Methods: This retrospective longitudinal cohort study utilized anonymized electronic health records from the TriNetX Global Collaborative Network. TS patients who received either ERT or GHRT monotherapy for ≥2 years were included. Propensity score matching (1:1) was performed using the built-in TriNetX tool, adjusting for 30 covariates (demographics, comorbidities, medications, renal function, CRP), with successful matching indicated by Standardized Mean Difference <0.1. Cox proportional hazards models calculated hazard ratios (HRs) and 95% confidence intervals for 20-year outcomes. Kaplan-Meier method estimated survival probability. Subgroup analyses examined risk variations by age. Outcomes included all-cause mortality, hospitalizations, thyroid complications, cardiovascular conditions, autoimmune diseases, and biochemical indices (compared using Student's t-test). Statistical significance was set at P <0.05.

Findings: In the cohort of 2,592 TS patients undergoing ERT, 20-year hazard ratios (HR) showed a decrease in overall mortality (HR 0.43, 95% CI 0.29-0.65) and hospitalizations (HR 0.46, 95% CI 0.38-0.54). However, there were increases in incidences of thyroiditis (HR 1.64, 95% CI 1.10-2.44) and ovarian dysfunction (HR 4.66, 95% CI 3.57-6.08). Additionally, the risk of Type 2 diabetes was reduced (HR 0.55, 95% CI 0.38-0.78). Among 1,606 patients treated with GHRT, there was an elevated risk of mortality (HR 1.67, 95% CI 1.09-2.54), despite reductions in both hypothyroidism (HR 0.70, 95% CI 0.50-0.97) and hyperthyroidism (HR 0.34, 95% CI 0.14-0.81). Biochemical profiles remained largely consistent. Further, subgroup analysis indicated variations in outcomes dependent on age.

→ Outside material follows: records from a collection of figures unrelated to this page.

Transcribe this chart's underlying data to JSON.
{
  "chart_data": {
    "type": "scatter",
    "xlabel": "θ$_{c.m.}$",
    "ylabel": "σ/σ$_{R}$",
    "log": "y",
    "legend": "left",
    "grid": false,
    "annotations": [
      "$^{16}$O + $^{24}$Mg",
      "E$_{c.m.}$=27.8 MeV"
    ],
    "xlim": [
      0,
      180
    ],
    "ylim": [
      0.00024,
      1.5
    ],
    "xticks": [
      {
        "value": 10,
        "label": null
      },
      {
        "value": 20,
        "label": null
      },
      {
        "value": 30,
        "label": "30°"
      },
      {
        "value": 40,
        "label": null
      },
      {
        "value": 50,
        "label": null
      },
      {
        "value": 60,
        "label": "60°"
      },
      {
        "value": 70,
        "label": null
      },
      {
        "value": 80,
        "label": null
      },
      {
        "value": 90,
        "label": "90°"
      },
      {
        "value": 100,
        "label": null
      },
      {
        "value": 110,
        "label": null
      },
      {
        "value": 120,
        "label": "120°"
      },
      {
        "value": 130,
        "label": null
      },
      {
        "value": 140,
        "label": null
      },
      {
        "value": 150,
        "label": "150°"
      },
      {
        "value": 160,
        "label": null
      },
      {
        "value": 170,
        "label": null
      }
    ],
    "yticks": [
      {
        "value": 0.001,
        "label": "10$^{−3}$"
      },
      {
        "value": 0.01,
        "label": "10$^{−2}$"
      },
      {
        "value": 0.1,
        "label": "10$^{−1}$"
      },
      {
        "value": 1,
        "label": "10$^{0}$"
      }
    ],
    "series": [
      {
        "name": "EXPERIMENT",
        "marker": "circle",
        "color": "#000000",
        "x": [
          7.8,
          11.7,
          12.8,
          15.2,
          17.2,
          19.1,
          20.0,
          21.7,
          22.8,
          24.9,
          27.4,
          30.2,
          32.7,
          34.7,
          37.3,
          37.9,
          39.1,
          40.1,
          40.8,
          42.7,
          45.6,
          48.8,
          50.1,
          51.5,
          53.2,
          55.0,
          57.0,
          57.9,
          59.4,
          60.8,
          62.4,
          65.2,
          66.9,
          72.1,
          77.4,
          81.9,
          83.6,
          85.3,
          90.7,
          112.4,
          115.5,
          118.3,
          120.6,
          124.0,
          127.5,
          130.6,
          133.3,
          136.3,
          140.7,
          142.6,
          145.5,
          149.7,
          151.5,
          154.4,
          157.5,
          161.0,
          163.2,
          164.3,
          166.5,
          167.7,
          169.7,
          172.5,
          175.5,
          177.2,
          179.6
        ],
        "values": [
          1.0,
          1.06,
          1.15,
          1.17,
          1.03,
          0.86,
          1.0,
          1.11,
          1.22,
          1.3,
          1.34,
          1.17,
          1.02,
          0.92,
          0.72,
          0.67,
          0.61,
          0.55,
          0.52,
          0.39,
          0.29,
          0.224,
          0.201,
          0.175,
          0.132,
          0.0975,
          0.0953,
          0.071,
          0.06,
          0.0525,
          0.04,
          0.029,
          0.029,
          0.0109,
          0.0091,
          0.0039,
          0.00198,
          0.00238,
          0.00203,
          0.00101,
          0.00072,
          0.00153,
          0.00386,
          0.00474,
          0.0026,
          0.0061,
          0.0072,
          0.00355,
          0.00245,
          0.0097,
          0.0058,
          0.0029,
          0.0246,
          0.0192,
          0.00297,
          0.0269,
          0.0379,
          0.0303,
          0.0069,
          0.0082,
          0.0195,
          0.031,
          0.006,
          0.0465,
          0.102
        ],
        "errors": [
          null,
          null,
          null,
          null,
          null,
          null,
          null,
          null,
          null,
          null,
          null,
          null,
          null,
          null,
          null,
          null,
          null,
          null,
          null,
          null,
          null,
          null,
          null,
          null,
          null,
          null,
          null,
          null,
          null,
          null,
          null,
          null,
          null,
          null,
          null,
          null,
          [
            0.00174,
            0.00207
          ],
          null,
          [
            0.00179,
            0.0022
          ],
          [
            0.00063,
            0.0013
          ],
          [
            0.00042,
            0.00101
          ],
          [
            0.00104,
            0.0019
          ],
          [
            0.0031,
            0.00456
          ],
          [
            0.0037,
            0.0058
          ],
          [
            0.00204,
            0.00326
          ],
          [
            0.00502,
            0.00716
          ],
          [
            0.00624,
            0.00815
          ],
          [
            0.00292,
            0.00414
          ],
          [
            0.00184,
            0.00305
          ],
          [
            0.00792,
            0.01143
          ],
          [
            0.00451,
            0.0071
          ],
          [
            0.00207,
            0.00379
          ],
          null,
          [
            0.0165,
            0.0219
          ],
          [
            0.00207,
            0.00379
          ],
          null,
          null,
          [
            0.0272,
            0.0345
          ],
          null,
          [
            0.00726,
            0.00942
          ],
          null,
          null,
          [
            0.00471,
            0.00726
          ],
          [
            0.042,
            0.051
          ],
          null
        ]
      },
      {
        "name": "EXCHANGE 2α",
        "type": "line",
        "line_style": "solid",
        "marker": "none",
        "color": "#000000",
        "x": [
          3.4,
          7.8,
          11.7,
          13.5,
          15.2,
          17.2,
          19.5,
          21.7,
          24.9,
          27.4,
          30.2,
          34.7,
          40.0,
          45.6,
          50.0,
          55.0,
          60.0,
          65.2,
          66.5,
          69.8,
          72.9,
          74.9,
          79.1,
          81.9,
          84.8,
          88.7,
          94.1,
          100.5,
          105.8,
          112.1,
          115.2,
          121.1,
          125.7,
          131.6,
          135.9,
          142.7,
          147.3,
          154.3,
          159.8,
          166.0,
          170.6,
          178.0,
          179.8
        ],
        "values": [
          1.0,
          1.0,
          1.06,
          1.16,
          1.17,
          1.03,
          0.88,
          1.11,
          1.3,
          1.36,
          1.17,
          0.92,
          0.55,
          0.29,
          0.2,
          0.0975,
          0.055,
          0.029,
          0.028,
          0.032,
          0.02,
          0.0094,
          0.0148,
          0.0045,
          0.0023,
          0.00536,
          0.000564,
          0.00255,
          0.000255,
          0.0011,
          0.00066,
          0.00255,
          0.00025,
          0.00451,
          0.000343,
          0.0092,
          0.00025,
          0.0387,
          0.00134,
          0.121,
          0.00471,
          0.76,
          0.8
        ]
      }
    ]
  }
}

Interpretation: This extensive study delineates the complex array of risks and benefits associated with ERT and GHRT in managing Turner syndrome over two decades, underscoring the need for intensified monitoring. While ERT contributes to reduced mortality, morbidity, and metabolic issues, it may heighten risks related to ovarian dysfunction and susceptibility to autoimmune thyroiditis. Conversely, GHRT presents a dual effect; it aids in height improvement but could possibly escalate mortality risks. These insights are critical for refining clinical approaches to optimize treatments while meticulously monitoring for specific long-term adverse effects.